I’m at the old job, and I have a technical question regarding the DNS status of a particular website, not sure if the MX records are configured correctly, et cetera, and the nice fellow Chet puts me on hold, which I’m thankful for since I was stammering quite a bit. Now the music begins … and I’m afraid to put it on speaker phone because it’ll surely clash with the Stankonia we got coming out of the office system right now. You can’t freestyle to this shit (hold music). This music (?) would even embarrass the modern George Benson (yes, there’s a difference, people). Who comes up with this shit? Is it really processed in a factory just outside Seattle, somewhere near the Rainer Brewery on I-5? Did Zappa really drop protesting leaflets upon said factory from a purple helicopter? Two musics vying for my ears: Wes Mongomery without thumbs, using a pic and a lot of chorus, backed up by 2 Casios and a midi-sax, coming in one ear through the little speaker of a 3-way phone, and the careening tha-wump of Atlanta hiphop in the other.
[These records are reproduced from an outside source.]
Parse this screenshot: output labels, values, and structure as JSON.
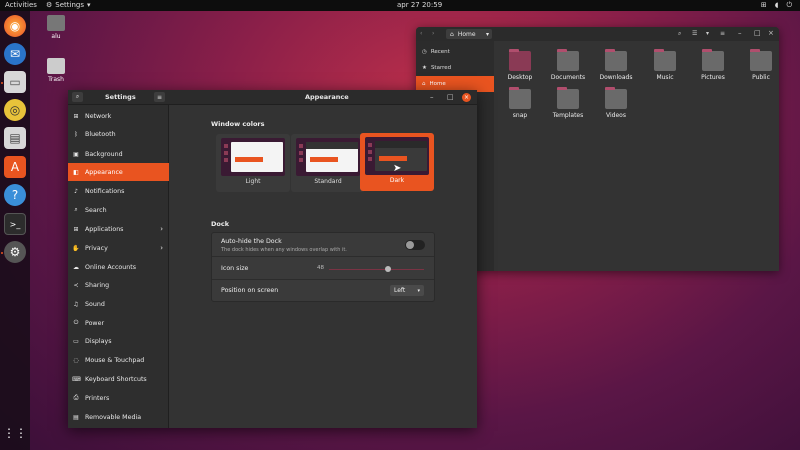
{
  "topbar": {
    "activities": "Activities",
    "app_menu": "Settings",
    "clock": "apr 27  20:59"
  },
  "desktop": {
    "icons": [
      {
        "label": "alu"
      },
      {
        "label": "Trash"
      }
    ]
  },
  "files": {
    "location": "Home",
    "sidebar": [
      {
        "label": "Recent"
      },
      {
        "label": "Starred"
      },
      {
        "label": "Home"
      }
    ],
    "items": [
      {
        "label": "Desktop"
      },
      {
        "label": "Documents"
      },
      {
        "label": "Downloads"
      },
      {
        "label": "Music"
      },
      {
        "label": "Pictures"
      },
      {
        "label": "Public"
      },
      {
        "label": "snap"
      },
      {
        "label": "Templates"
      },
      {
        "label": "Videos"
      }
    ]
  },
  "settings": {
    "sidebar_title": "Settings",
    "panel_title": "Appearance",
    "nav": [
      {
        "label": "Network"
      },
      {
        "label": "Bluetooth"
      },
      {
        "label": "Background"
      },
      {
        "label": "Appearance"
      },
      {
        "label": "Notifications"
      },
      {
        "label": "Search"
      },
      {
        "label": "Applications"
      },
      {
        "label": "Privacy"
      },
      {
        "label": "Online Accounts"
      },
      {
        "label": "Sharing"
      },
      {
        "label": "Sound"
      },
      {
        "label": "Power"
      },
      {
        "label": "Displays"
      },
      {
        "label": "Mouse & Touchpad"
      },
      {
        "label": "Keyboard Shortcuts"
      },
      {
        "label": "Printers"
      },
      {
        "label": "Removable Media"
      }
    ],
    "window_colors": {
      "title": "Window colors",
      "options": [
        {
          "label": "Light"
        },
        {
          "label": "Standard"
        },
        {
          "label": "Dark"
        }
      ],
      "selected": "Dark"
    },
    "dock": {
      "title": "Dock",
      "autohide_label": "Auto-hide the Dock",
      "autohide_sub": "The dock hides when any windows overlap with it.",
      "autohide_on": false,
      "icon_size_label": "Icon size",
      "icon_size_value": "48",
      "position_label": "Position on screen",
      "position_value": "Left"
    }
  },
  "colors": {
    "accent": "#e95420"
  }
}
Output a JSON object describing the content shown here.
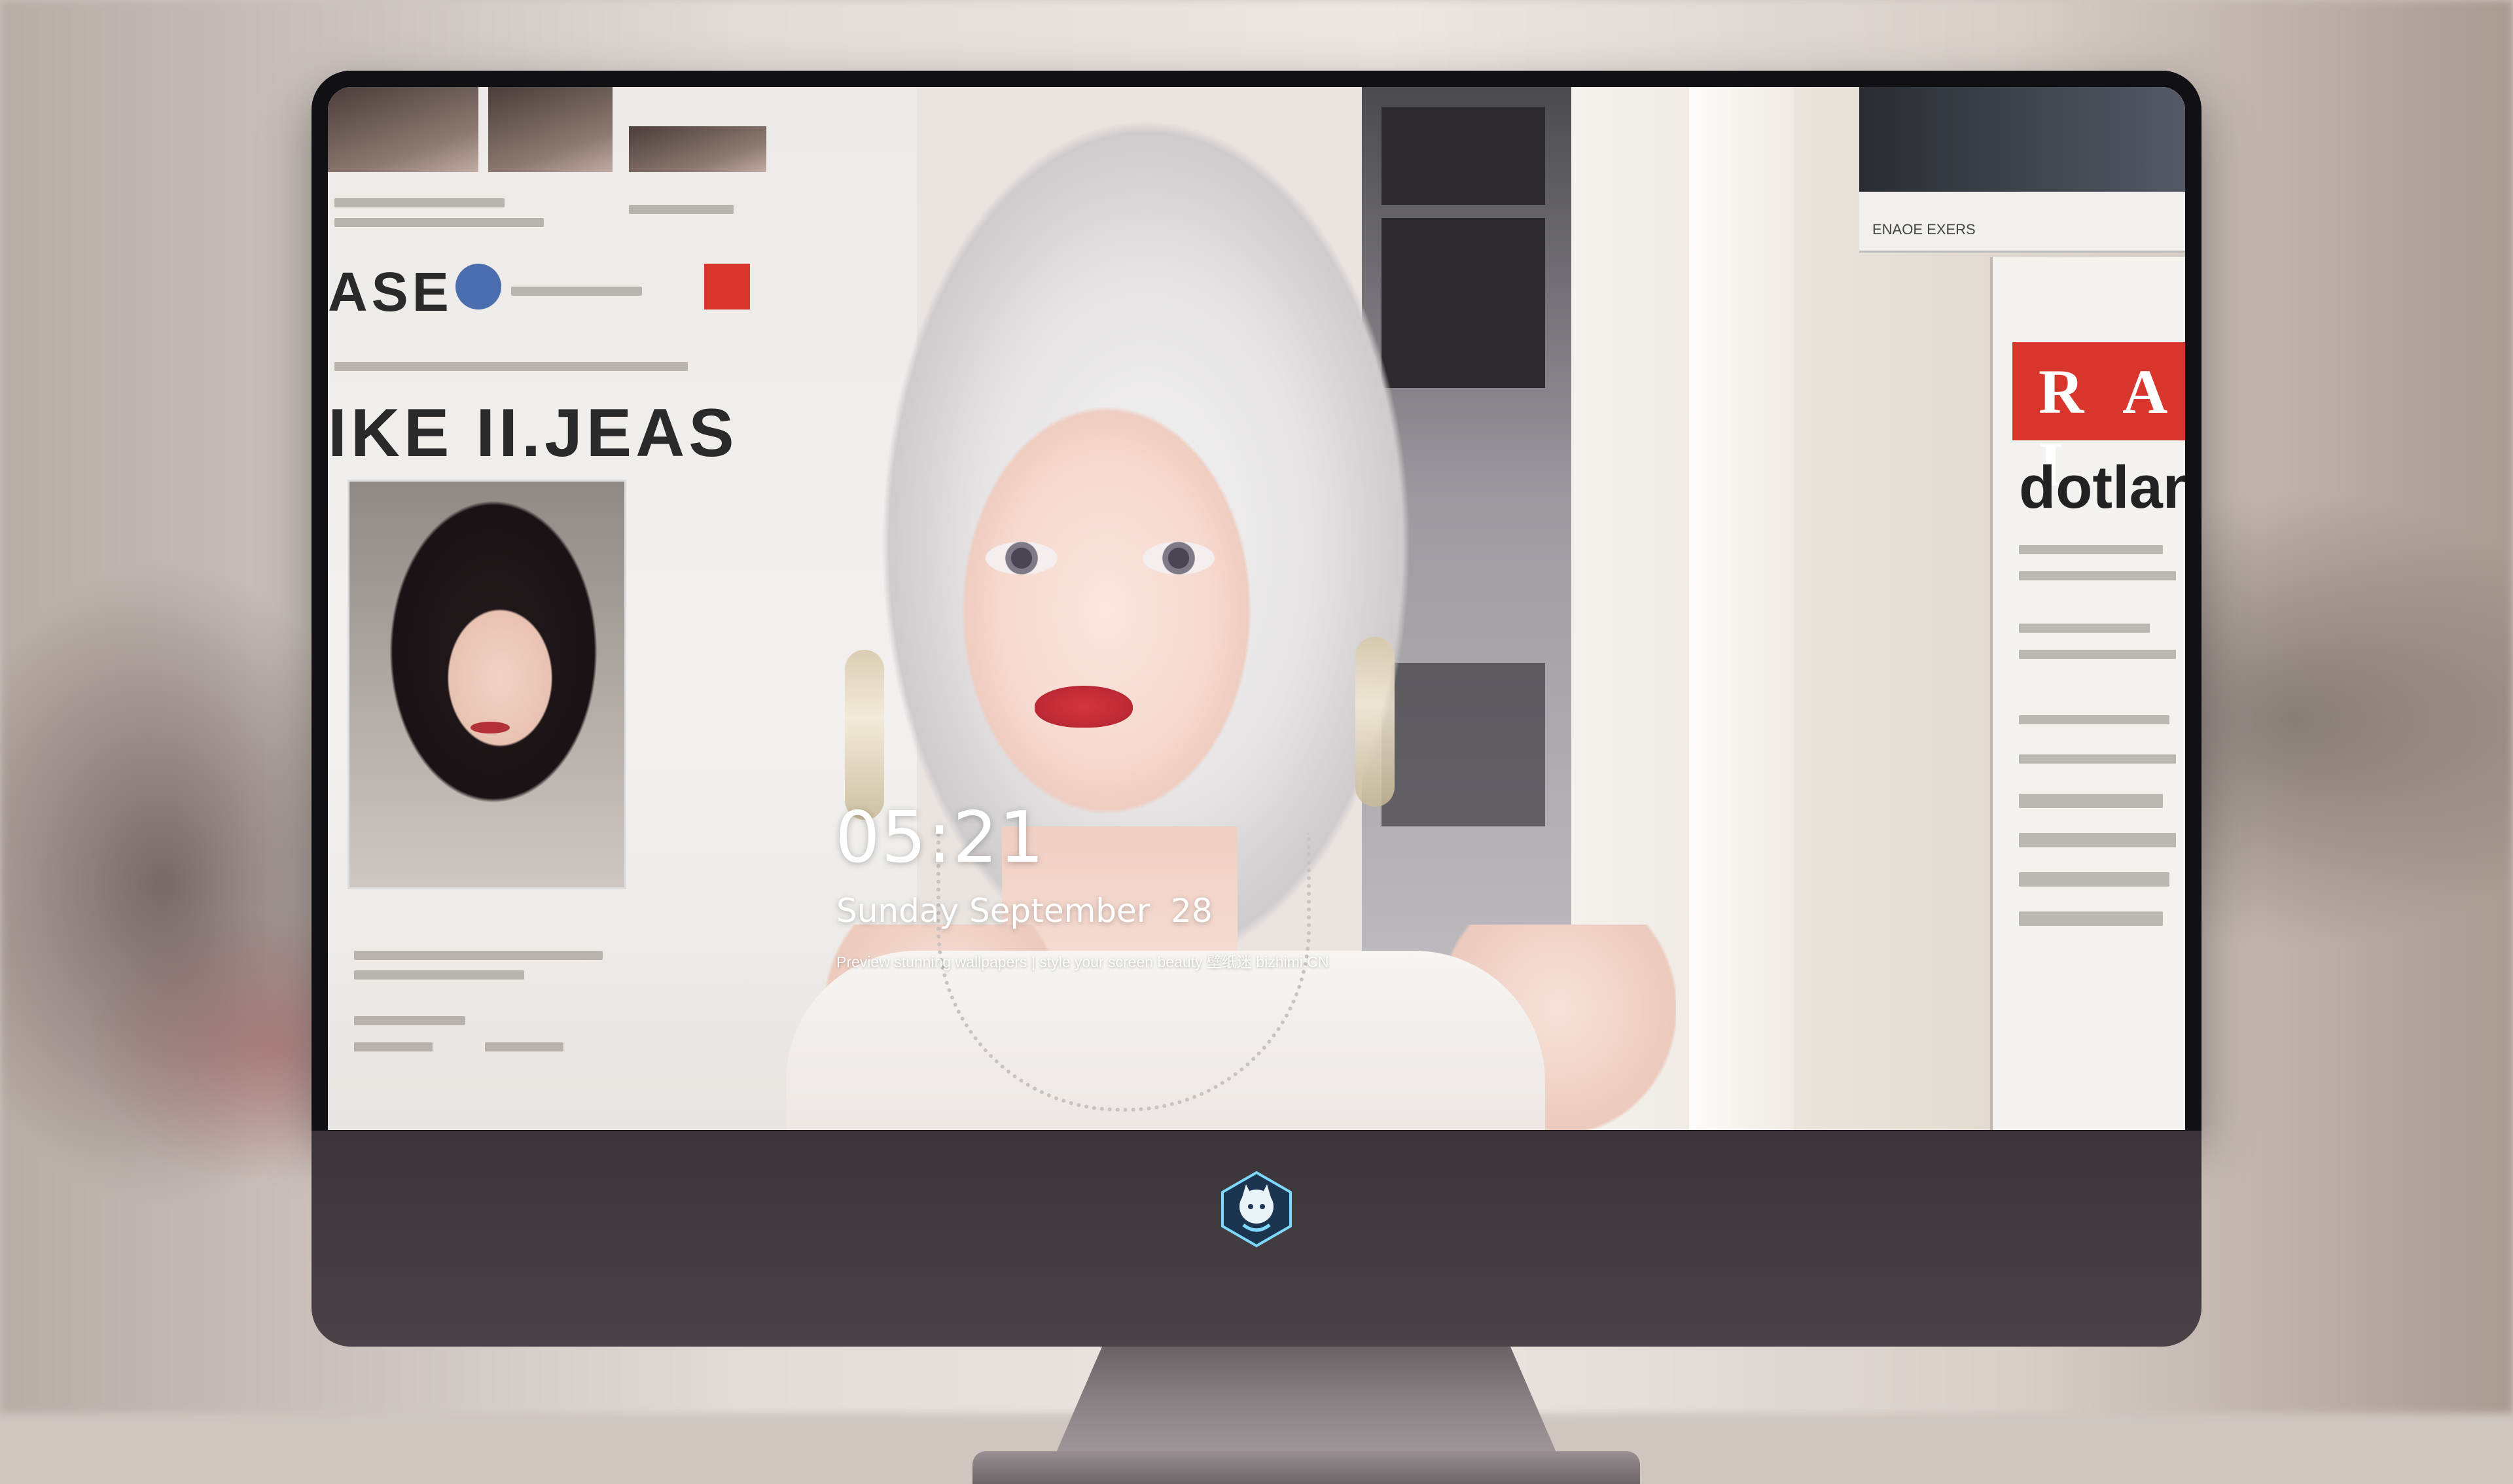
{
  "lockscreen": {
    "time": "05:21",
    "date": "Sunday September  28",
    "tagline": "Preview stunning wallpapers | style your screen beauty  壁纸迷  bizhimi.CN"
  },
  "wallpaper_text": {
    "left_headline_1": "ASE",
    "left_headline_2": "IKE II.JEAS",
    "right_red": "R A I",
    "right_big": "dotlan",
    "top_caption": "ENAOE EXERS"
  },
  "dock": {
    "apps": [
      {
        "icon": "messages-icon"
      },
      {
        "icon": "weather-icon"
      },
      {
        "icon": "clock-icon"
      },
      {
        "icon": "preview-icon"
      },
      {
        "icon": "clips-icon"
      },
      {
        "icon": "notes-icon"
      },
      {
        "icon": "photo-booth-icon"
      },
      {
        "icon": "music-icon"
      },
      {
        "icon": "app-store-icon"
      },
      {
        "icon": "camera-icon"
      }
    ]
  },
  "colors": {
    "bezel": "#111014",
    "chin": "#3f383c",
    "text": "#ffffff"
  }
}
Chet came back, but I’m still here because, as I suspected, the problem was bigger than he anticpated. Something’s corrupted over there, I just know it. I’m gonna start taunting him like Mifune razzed the farmers in Seven Samurai … wilding up from tattered rags, hammering away at the bandit alarm.
Anyway, there’s music all over the fucking place. I’ve gotta get home and hash out the “piano” and cello tracks I procured this weekend from some fine musicians … Amanda Gustafson and Polly Vanderputten, respectively (I say “piano” because, well, because the instrument was purchased at Radio Shack and you can carry it under one arm).